Rolling upgrade with zero dropped runs. Pause one replica via the cluster-wide pause, drain its in-flight runs, upgrade, resume; do the same to the other. The pause + snapshot machinery that shipped in v0.8.17 was the precondition; multi-replica is what makes it useful.
Horizontal scale beyond what one Go process can serve. Production VMs today run loomcycle at ~89 MB RSS / 512 MB cap; one binary on one box served us for months. Provider-concurrency limits or MCP stdio child slots can still cap throughput at higher scale; cluster mode is the exit door.
HA story for the deployment shape the consumers expected.

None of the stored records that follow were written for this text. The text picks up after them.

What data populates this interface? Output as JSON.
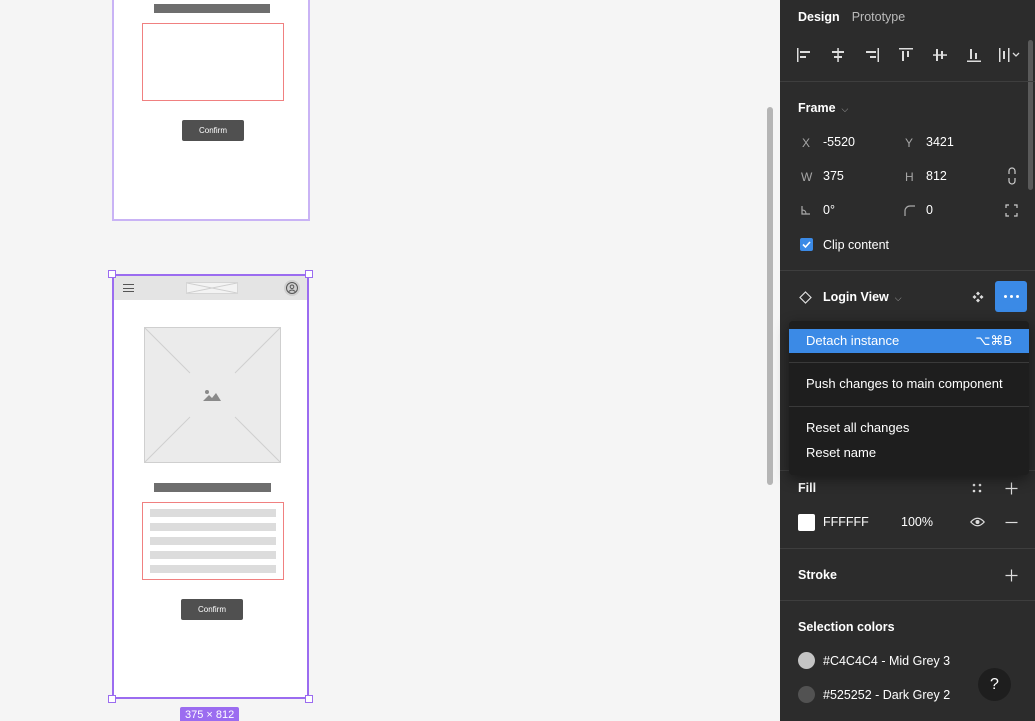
{
  "canvas": {
    "top_frame": {
      "confirm_label": "Confirm"
    },
    "bottom_frame": {
      "confirm_label": "Confirm"
    },
    "size_label": "375 × 812"
  },
  "panel": {
    "tabs": [
      {
        "label": "Design",
        "active": true
      },
      {
        "label": "Prototype",
        "active": false
      }
    ],
    "frame": {
      "title": "Frame",
      "x_label": "X",
      "x_value": "-5520",
      "y_label": "Y",
      "y_value": "3421",
      "w_label": "W",
      "w_value": "375",
      "h_label": "H",
      "h_value": "812",
      "rotation_value": "0°",
      "radius_value": "0",
      "clip_content_label": "Clip content",
      "clip_content_checked": true
    },
    "instance": {
      "name": "Login View"
    },
    "fill": {
      "title": "Fill",
      "hex": "FFFFFF",
      "opacity": "100%",
      "color": "#FFFFFF"
    },
    "stroke": {
      "title": "Stroke"
    },
    "selection_colors": {
      "title": "Selection colors",
      "items": [
        {
          "label": "#C4C4C4 - Mid Grey 3",
          "color": "#C4C4C4"
        },
        {
          "label": "#525252 - Dark Grey 2",
          "color": "#525252"
        }
      ]
    }
  },
  "menu": {
    "items": [
      {
        "label": "Detach instance",
        "shortcut": "⌥⌘B",
        "highlighted": true
      },
      {
        "label": "Push changes to main component",
        "shortcut": ""
      },
      {
        "label": "Reset all changes",
        "shortcut": ""
      },
      {
        "label": "Reset name",
        "shortcut": ""
      }
    ]
  },
  "help": {
    "label": "?"
  },
  "colors": {
    "accent": "#3B8AE6",
    "selection": "#9B6CF0",
    "panel_bg": "#2C2C2C"
  }
}
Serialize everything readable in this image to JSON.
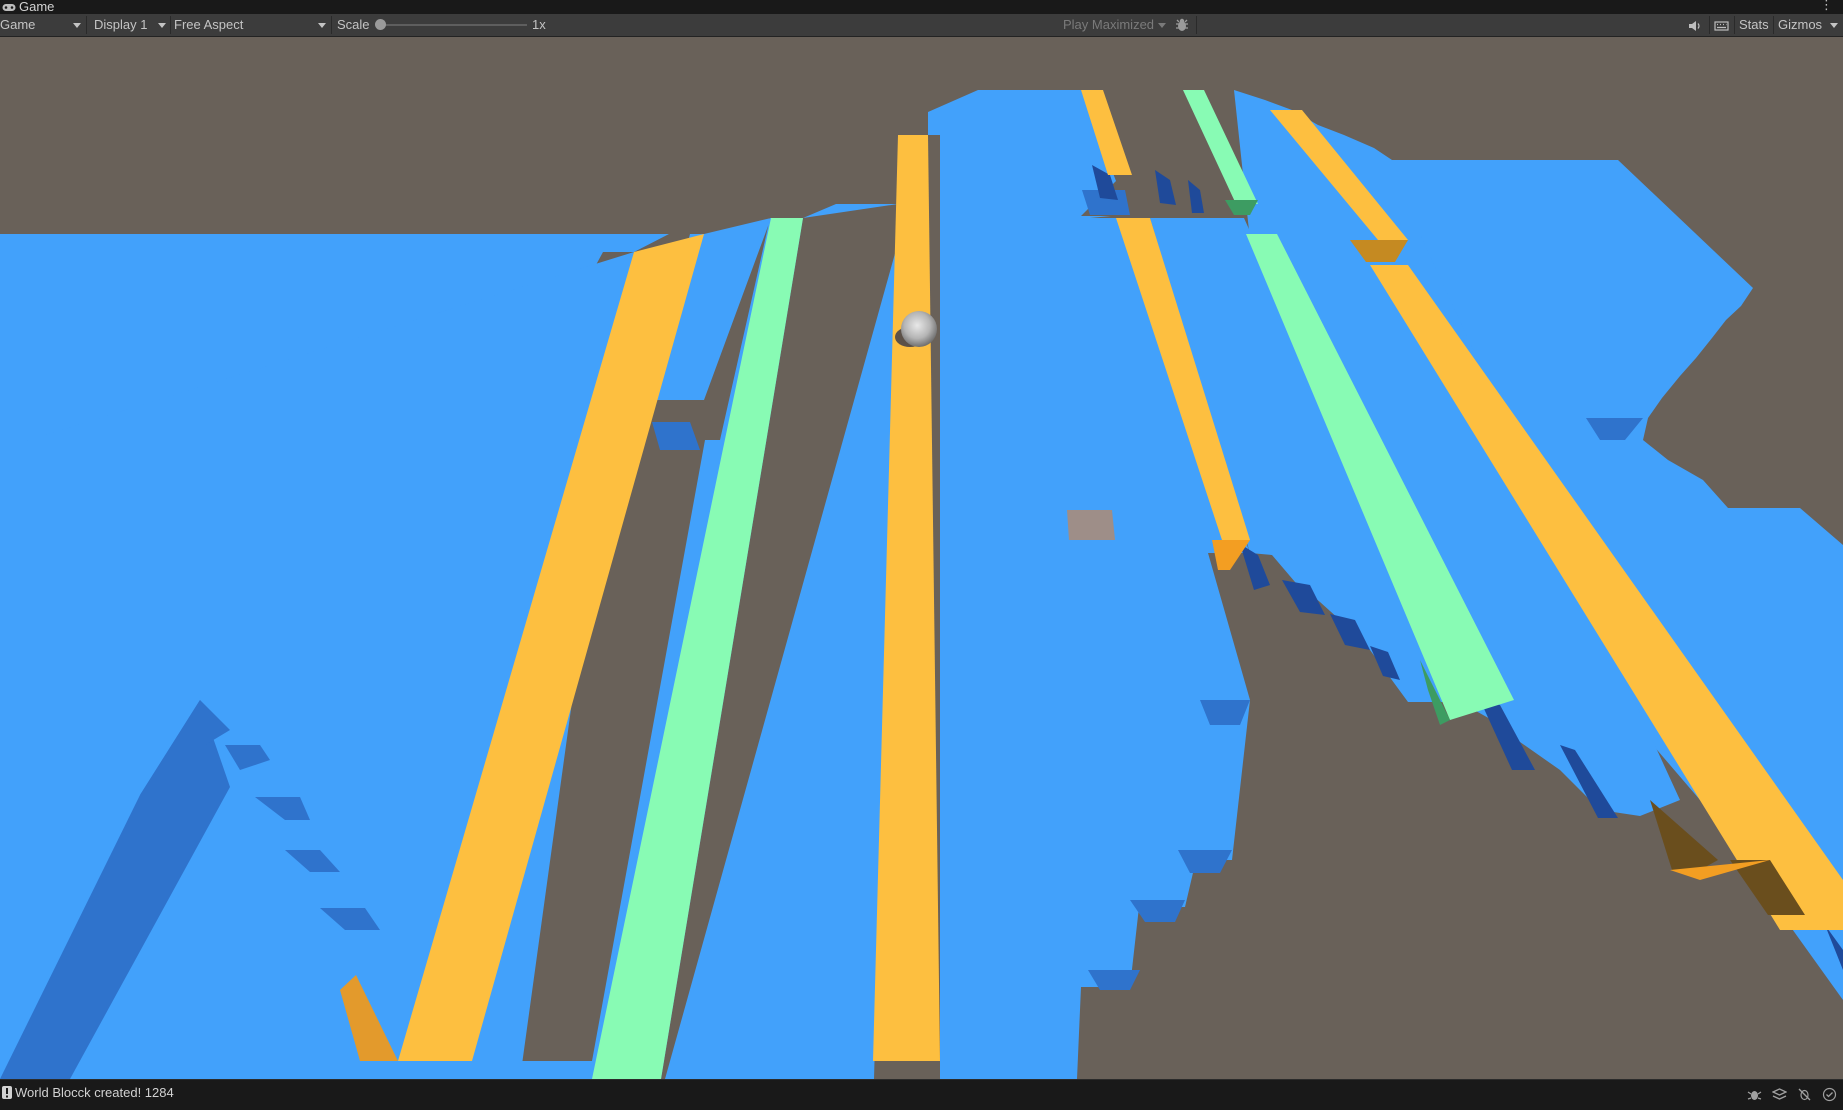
{
  "window": {
    "tab_title": "Game",
    "tab_icon": "gamepad-icon"
  },
  "toolbar": {
    "view_mode": "Game",
    "display": "Display 1",
    "aspect": "Free Aspect",
    "scale_label": "Scale",
    "scale_value": "1x",
    "play_mode": "Play Maximized",
    "stats_label": "Stats",
    "gizmos_label": "Gizmos",
    "icons": [
      "debug-bug-icon",
      "audio-mute-icon",
      "keyboard-icon"
    ]
  },
  "scene": {
    "background_color": "#696159",
    "colors": {
      "blue_top": "#42a1fb",
      "blue_side": "#2f73cc",
      "blue_dark": "#1f4a9a",
      "orange_top": "#fdbf40",
      "orange_side": "#c58a22",
      "orange_dark": "#6a4e1d",
      "green_top": "#88fbb4",
      "green_side": "#3d9c62",
      "marker": "#9e8e88",
      "ball": "#b5b5b5"
    }
  },
  "statusbar": {
    "message": "World Blocck created! 1284",
    "icons": [
      "bug-icon",
      "layers-icon",
      "no-bug-icon",
      "check-circle-icon"
    ]
  }
}
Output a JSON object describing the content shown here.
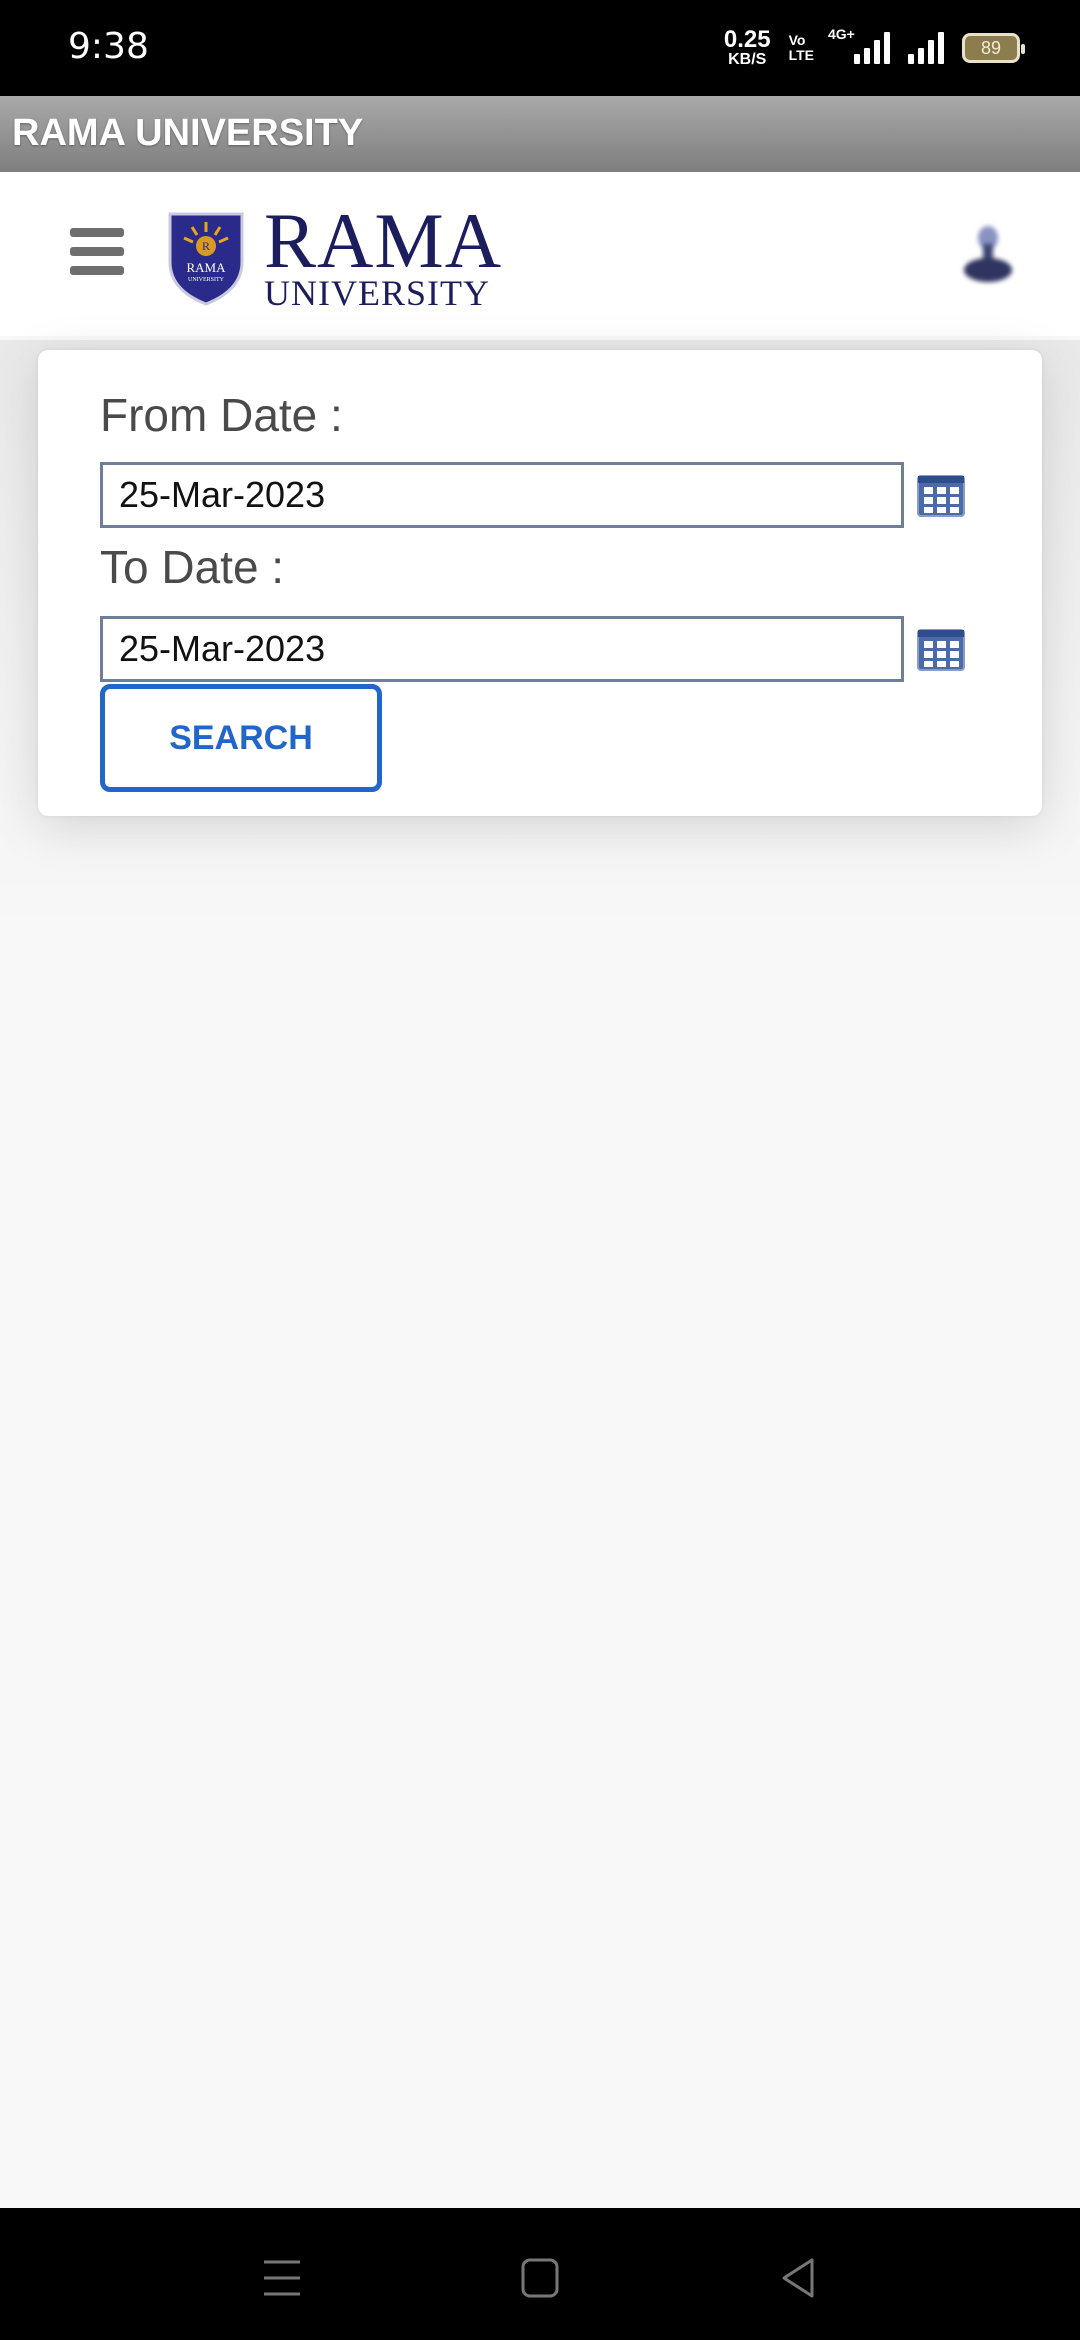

Every commercial consumer - n8n integrators, JobEmber.ai, external evaluators - assumed "Postgres + N stateless replicas behind a load balancer" was a deployment shape loomcycle supported. It is now. MULTI-REPLICA.md is the operator runbook for that shape.

Companion writeup: When the agent is in one container and its definition is in another covered the substrate (AgentDef / SkillDef / MCPServerDef) that this multi-replica work sits on top of. Substrate state is shared by Postgres rows; the multi-replica work is what makes the runtime around it cluster-aware.

Next blog will be about the load-testing and hardening phases that come between here and the v1.0 tag - what shapes of failure the cluster-mode primitives actually exhibit under sustained load, which sharp edges the unit suite missed, and what gets reinforced before we cut the v1.0 release. The fun part of distributed systems is that the bugs only show up when the boring tests do.